The divisibility check mentioned above is quite a general thing that really only needs the divisor to be coprime to the modulus. However there’s a few corner cases that I didn’t cover in the sketch above. Here’s an Isabelle/HOL formalisation of its full correctness proof:
theorem dvd_mod_mult_equiv:
fixes m d :: nat
fixes a assumes a_prop: "(a * d) mod m = 1"
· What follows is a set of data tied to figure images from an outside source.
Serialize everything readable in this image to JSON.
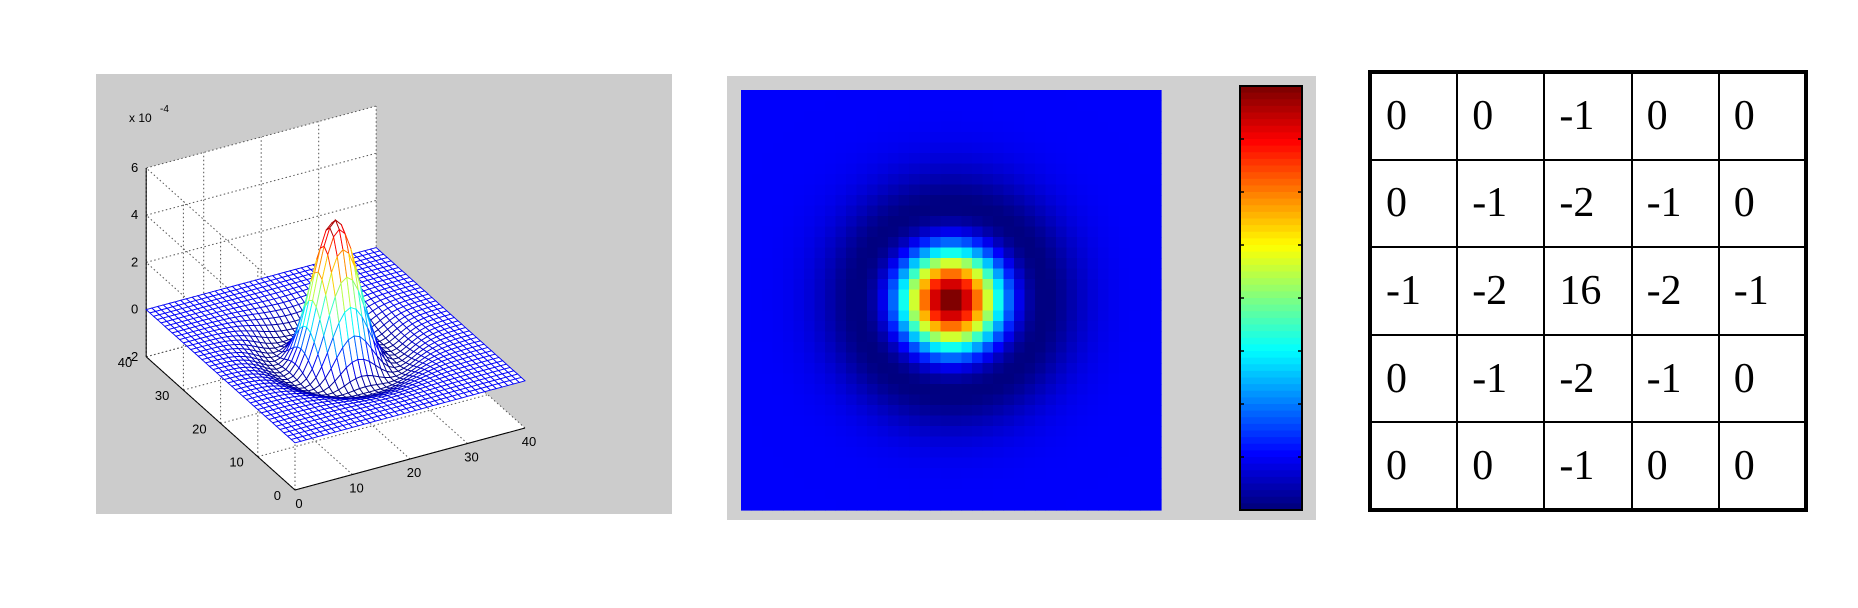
{
  "chart_data": [
    {
      "type": "surface",
      "title": "",
      "z_multiplier": "x 10",
      "z_exponent": "-4",
      "zlim": [
        -2,
        6
      ],
      "z_ticks": [
        "6",
        "4",
        "2",
        "0",
        "-2"
      ],
      "x_ticks": [
        "0",
        "10",
        "20",
        "30",
        "40"
      ],
      "y_ticks": [
        "0",
        "10",
        "20",
        "30",
        "40"
      ],
      "xlim": [
        0,
        40
      ],
      "ylim": [
        0,
        40
      ],
      "grid": true,
      "grid_size": 40,
      "peak_value": 5.3,
      "description_function": "negative Laplacian of Gaussian (Mexican hat), peak at center (20,20), shallow negative ring"
    },
    {
      "type": "heatmap",
      "colormap": "jet",
      "grid_size": 40,
      "center": [
        20,
        20
      ],
      "colorbar": true,
      "colorbar_ticks": 7
    },
    {
      "type": "table",
      "rows": [
        [
          "0",
          "0",
          "-1",
          "0",
          "0"
        ],
        [
          "0",
          "-1",
          "-2",
          "-1",
          "0"
        ],
        [
          "-1",
          "-2",
          "16",
          "-2",
          "-1"
        ],
        [
          "0",
          "-1",
          "-2",
          "-1",
          "0"
        ],
        [
          "0",
          "0",
          "-1",
          "0",
          "0"
        ]
      ]
    }
  ]
}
fixes b assumes b_prop: "b = m div d"
fixes n assumes n: "n < m"
shows "(n * a) mod m ≤ b ⟷ d dvd n"
proof -
consider (m0) "m = 0"
| (bdm) "m ≠ 0" "b * d = m"
| (general) "m ≠ 0" "b * d ≠ m"
by linarith
thus ?thesis
using n a_prop
proof cases
case bdm
from a_prop have "(a * d mod m * b mod m) mod m = b mod m" by simp
with bdm have "b mod m = 0" by auto
with bdm show ?thesis by auto
next
case general
from a_prop have d_pos: "0 < d" using neq0_conv by fastforce
have "{ n. n < m ∧ d dvd n } = { n. n < m ∧ (n * a) mod m ≤ b }"
proof (intro card_seteq)
show "{ n. n < m ∧ d dvd n } ⊆ { n. n < m ∧ (n * a) mod m ≤ b }"
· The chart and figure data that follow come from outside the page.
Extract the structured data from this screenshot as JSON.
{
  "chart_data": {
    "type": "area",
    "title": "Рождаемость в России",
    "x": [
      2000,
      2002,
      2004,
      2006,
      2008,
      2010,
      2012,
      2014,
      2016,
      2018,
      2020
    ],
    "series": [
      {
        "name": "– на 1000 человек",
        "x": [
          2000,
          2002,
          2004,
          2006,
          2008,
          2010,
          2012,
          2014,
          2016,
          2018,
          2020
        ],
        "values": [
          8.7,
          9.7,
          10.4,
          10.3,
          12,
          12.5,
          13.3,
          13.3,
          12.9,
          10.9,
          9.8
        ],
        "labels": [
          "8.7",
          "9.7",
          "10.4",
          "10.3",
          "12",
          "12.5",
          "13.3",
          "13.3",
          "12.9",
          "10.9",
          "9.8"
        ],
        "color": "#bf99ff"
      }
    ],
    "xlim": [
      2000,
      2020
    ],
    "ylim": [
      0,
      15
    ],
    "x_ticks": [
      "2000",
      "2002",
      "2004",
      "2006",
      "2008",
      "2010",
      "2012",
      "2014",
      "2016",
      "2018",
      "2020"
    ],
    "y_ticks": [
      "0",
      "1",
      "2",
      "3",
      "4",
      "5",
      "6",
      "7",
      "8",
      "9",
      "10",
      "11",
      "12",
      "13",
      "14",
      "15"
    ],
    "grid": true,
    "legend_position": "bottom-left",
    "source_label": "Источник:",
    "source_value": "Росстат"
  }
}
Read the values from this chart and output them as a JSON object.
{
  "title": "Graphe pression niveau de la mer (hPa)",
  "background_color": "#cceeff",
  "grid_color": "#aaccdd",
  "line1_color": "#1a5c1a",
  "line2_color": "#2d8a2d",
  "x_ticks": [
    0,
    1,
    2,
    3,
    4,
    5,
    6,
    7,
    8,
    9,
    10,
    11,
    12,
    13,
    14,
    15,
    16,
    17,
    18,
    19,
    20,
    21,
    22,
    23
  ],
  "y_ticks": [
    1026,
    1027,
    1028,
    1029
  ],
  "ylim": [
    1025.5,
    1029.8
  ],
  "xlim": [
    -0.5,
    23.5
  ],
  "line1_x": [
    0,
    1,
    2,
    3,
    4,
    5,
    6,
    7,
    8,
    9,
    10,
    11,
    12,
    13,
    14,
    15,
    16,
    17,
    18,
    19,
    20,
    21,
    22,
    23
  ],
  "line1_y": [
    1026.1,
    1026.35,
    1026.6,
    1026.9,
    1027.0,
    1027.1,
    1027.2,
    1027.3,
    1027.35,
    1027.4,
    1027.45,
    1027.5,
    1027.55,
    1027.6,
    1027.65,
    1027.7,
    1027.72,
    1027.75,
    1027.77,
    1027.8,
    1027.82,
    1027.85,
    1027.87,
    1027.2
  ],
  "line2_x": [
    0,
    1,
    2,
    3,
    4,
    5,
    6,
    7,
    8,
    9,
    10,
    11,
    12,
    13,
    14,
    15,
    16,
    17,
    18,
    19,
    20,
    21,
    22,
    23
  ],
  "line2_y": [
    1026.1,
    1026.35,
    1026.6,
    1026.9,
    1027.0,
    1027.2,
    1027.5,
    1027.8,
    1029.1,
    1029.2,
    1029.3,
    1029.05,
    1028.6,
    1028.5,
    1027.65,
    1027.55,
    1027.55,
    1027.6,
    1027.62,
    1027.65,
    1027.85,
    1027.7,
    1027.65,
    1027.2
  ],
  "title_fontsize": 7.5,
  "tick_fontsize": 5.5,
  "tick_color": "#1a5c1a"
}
proof (intro subsetI CollectI conjI, simp, elim CollectE conjE)
fix n assume n: "n < m" and "d dvd n"
then obtain k where k: "n = d * k" unfolding dvd_def by blast
from k have "k ≤ n" using d_pos by auto
with n have km: "k < m" by simp
have "(n * a) mod m = (a * d * k) mod m" by (metis k mult.assoc mult.commute)
also have "… = ((a * d) mod m * k) mod m" by (simp add: mod_mult_left_eq)
also have "… = k" using km a_prop by simp
also from k n have "d * k ≤ m" by simp
hence "(d * k) div d ≤ m div d" using div_le_mono by blast
hence kb: "k ≤ b" using d_pos b_prop by simp
finally show "(n * a) mod m ≤ b" .
qed
have "card {n. n < m ∧ n * a mod m ≤ b} ≤ card {0..b}"
proof (intro card_inj_on_le inj_onI, elim CollectE conjE)
fix n1 n2
assume "(n1 * a) mod m = (n2 * a) mod m"
hence "(d * (a * n1)) mod m = (d * (a * n2)) mod m" by (metis mod_mult_eq mult.commute)
hence "((a * d) mod m * n1) mod m = ((a * d) mod m * n2) mod m"
by (simp add: mod_mult_left_eq mult.assoc mult.left_commute)
with a_prop have "n1 mod m = n2 mod m" by simp
moreover assume "n1 < m" "n2 < m"
ultimately show "n1 = n2" by auto
qed auto
also have "card {0..b} = card ((*) d ` {0..b})"
apply (intro sym [OF card_image] inj_onI) using d_pos by auto
also have "((*) d) ` {0..b} ⊆ {n. n < m ∧ d dvd n}"
proof (intro subsetI CollectI conjI, elim imageE, simp)
fix n assume "n ≤ b" hence "d * n ≤ b * d" by simp
also have le: "b * d ≤ m" unfolding b_prop using div_times_less_eq_dividend by blast
with general have "b * d < m" by simp
finally show "d * n < m" using a_prop general by auto
qed auto
hence "card ((*) d ` {0..b}) ≤ card {n. n < m ∧ d dvd n}" by (intro card_mono, simp_all)
finally show "card {n. n < m ∧ n * a mod m ≤ b} ≤ card {n. n < m ∧ d dvd n}" .
qed simp
with n show ?thesis by blast
qed auto
qed
Examples
Here are the relevant constants for the common bit widths, in hexadecimal:
Width (bits) a b
16 23593 or 0x5c29 0x0a3d
32 0xc28f5c29 0x0a3d70a3
64 0x8f5c28f5c28f5c29 0x0a3d70a3d70a3d70
Signed integers
The story is similar with signed integers, except that now half of the
multiples of 25 are negative, so the largest multiple of 25 is now 25b
where
b = 2ⁿ⁻¹ div 25
. This means there are 2b+1
multiples of 25 in total, and
multiplication by a
maps them injectively onto [-b..b]
, so the divisibility
predicate becomes:
y dvd 25 ⟷ |(y * a) mod 2ⁿ| ≤ b
That said, the Gregorian calendar has only existed for a few hundred years anyway so leap years in BC don’t really work this way. Maybe signed integers aren’t the right choice for this application.